The study warns that Germany’s hydrogen demand is likely to fall below official forecasts, increasing the risk of costly overinvestment in pipelines and related infrastructure. IEEFA estimates that failing to meet projected demand levels could require around €45 billion in additional public funding by 2055, equivalent to roughly €1,000 per German taxpayer.

Germany currently has one of Europe’s most ambitious hydrogen strategies, with plans for the fuel to play a major role across industry, heating, transport and power generation. However, the report argues that official outlooks underestimate the impact that electrification and cheaper alternatives could have in limiting future hydrogen consumption.

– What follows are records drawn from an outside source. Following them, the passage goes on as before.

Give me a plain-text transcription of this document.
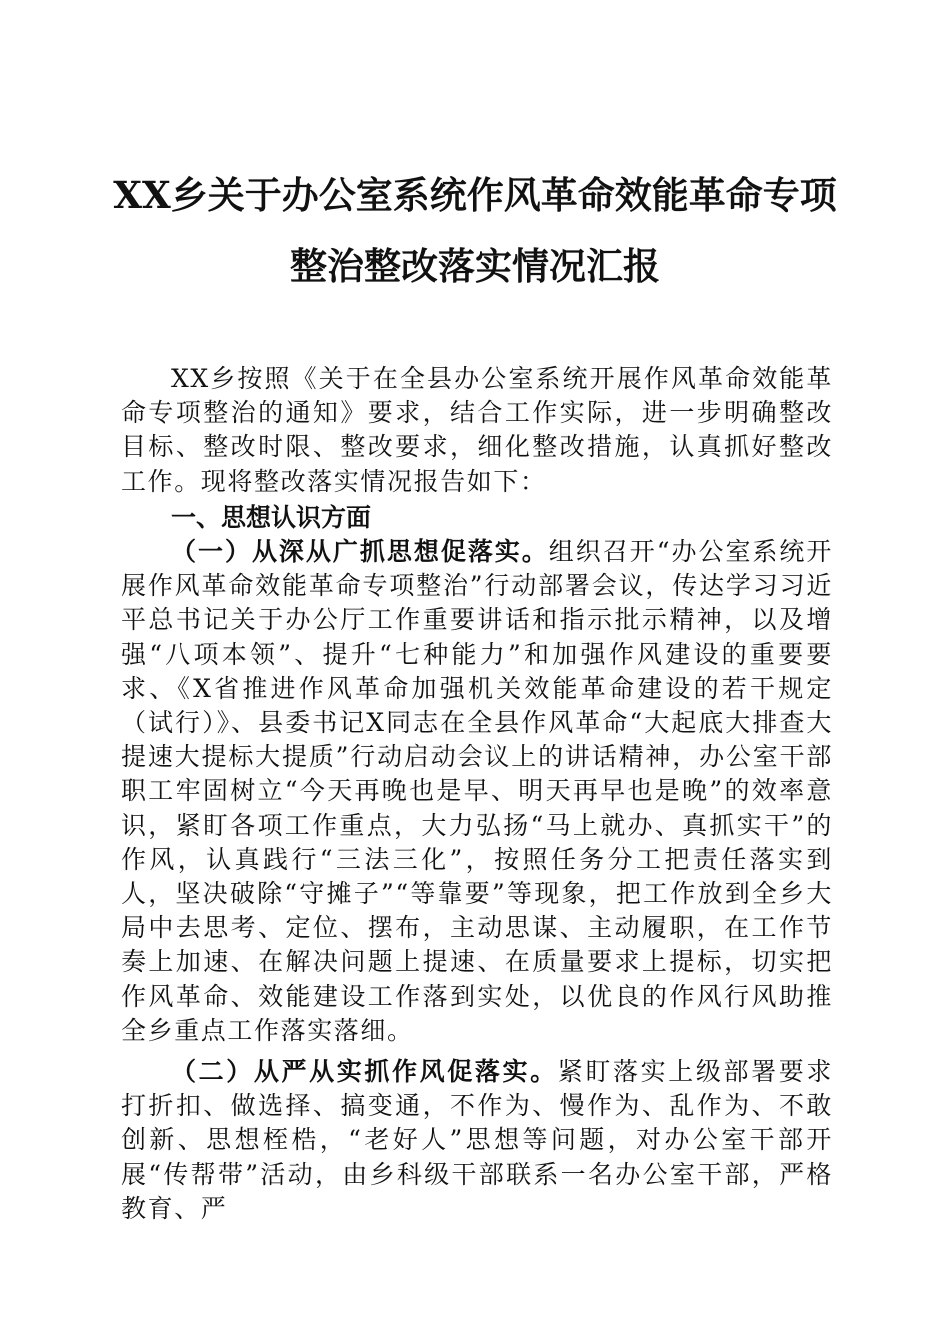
XX乡关于办公室系统作风革命效能革命专项
整治整改落实情况汇报

XX乡按照《关于在全县办公室系统开展作风革命效能革命专项整治的通知》要求，结合工作实际，进一步明确整改目标、整改时限、整改要求，细化整改措施，认真抓好整改工作。现将整改落实情况报告如下：

一、思想认识方面

（一）从深从广抓思想促落实。组织召开“办公室系统开展作风革命效能革命专项整治”行动部署会议，传达学习习近平总书记关于办公厅工作重要讲话和指示批示精神，以及增强“八项本领”、提升“七种能力”和加强作风建设的重要要求、《X省推进作风革命加强机关效能革命建设的若干规定（试行）》、县委书记X同志在全县作风革命“大起底大排查大提速大提标大提质”行动启动会议上的讲话精神，办公室干部职工牢固树立“今天再晚也是早、明天再早也是晚”的效率意识，紧盯各项工作重点，大力弘扬“马上就办、真抓实干”的作风，认真践行“三法三化”，按照任务分工把责任落实到人，坚决破除“守摊子”“等靠要”等现象，把工作放到全乡大局中去思考、定位、摆布，主动思谋、主动履职，在工作节奏上加速、在解决问题上提速、在质量要求上提标，切实把作风革命、效能建设工作落到实处，以优良的作风行风助推全乡重点工作落实落细。

（二）从严从实抓作风促落实。紧盯落实上级部署要求打折扣、做选择、搞变通，不作为、慢作为、乱作为、不敢创新、思想桎梏，“老好人”思想等问题，对办公室干部开展“传帮带”活动，由乡科级干部联系一名办公室干部，严格教育、严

Institute for Energy Economics and Financial Analysis expects Germany’s hydrogen demand in 2045 to sit at or below the lower end of official scenario ranges.

Alasdair Docherty, sustainable finance analyst at IEEFA and co-author of the report, said the issue is particularly significant because Germany’s hydrogen network financing model assumes demand will grow fast enough for users to repay infrastructure costs over time.

“If that demand fails to materialise, taxpayers will be on the hook,” Docherty said.

The report estimates that a limited-demand scenario alone could leave German taxpayers responsible for at least €34.7 billion in pipeline-related costs by 2055. It also warns that weaker-than-expected hydrogen uptake would increase spending on hydrogen-ready power plants and extend reliance on liquefied natural gas (LNG) terminals.

The analysis further highlights concerns over Germany’s recent policy shift towards blue hydrogen — produced from natural gas combined with carbon capture and storage (CCS). Germany’s Hydrogen Acceleration Act, approved by parliament in February 2026, classifies blue hydrogen projects as being in the “overriding public interest”.

According to Docherty, a stronger reliance on blue hydrogen could deepen Germany’s exposure to volatile global gas markets while requiring additional carbon dioxide pipeline infrastructure.

“A pivot to blue hydrogen would add a network of costly carbon dioxide pipelines and re-entrench Germany’s dependence on volatile global gas markets, threatening long-term energy security and industrial competitiveness,” he said.

“Blue hydrogen is an expensive way to sacrifice energy independence.”

IEEFA recommends that Germany align future hydrogen infrastructure investments with confirmed demand and supply commitments rather than relying on optimistic growth assumptions. The organisation also suggests that importing hydrogen derivatives for specific industrial applications could reduce the need for a large-scale domestic hydrogen pipeline network.

In addition, the report argues that coordinating hydrogen investments with the gradual phaseout of support for LNG terminals would help avoid the risk of financing two overlapping energy systems facing the same demand uncertainty.

“It is better to recognise infrastructure risk early than to justify an oversized network by artificially propping up demand at indefinite taxpayer expense,” Docherty added.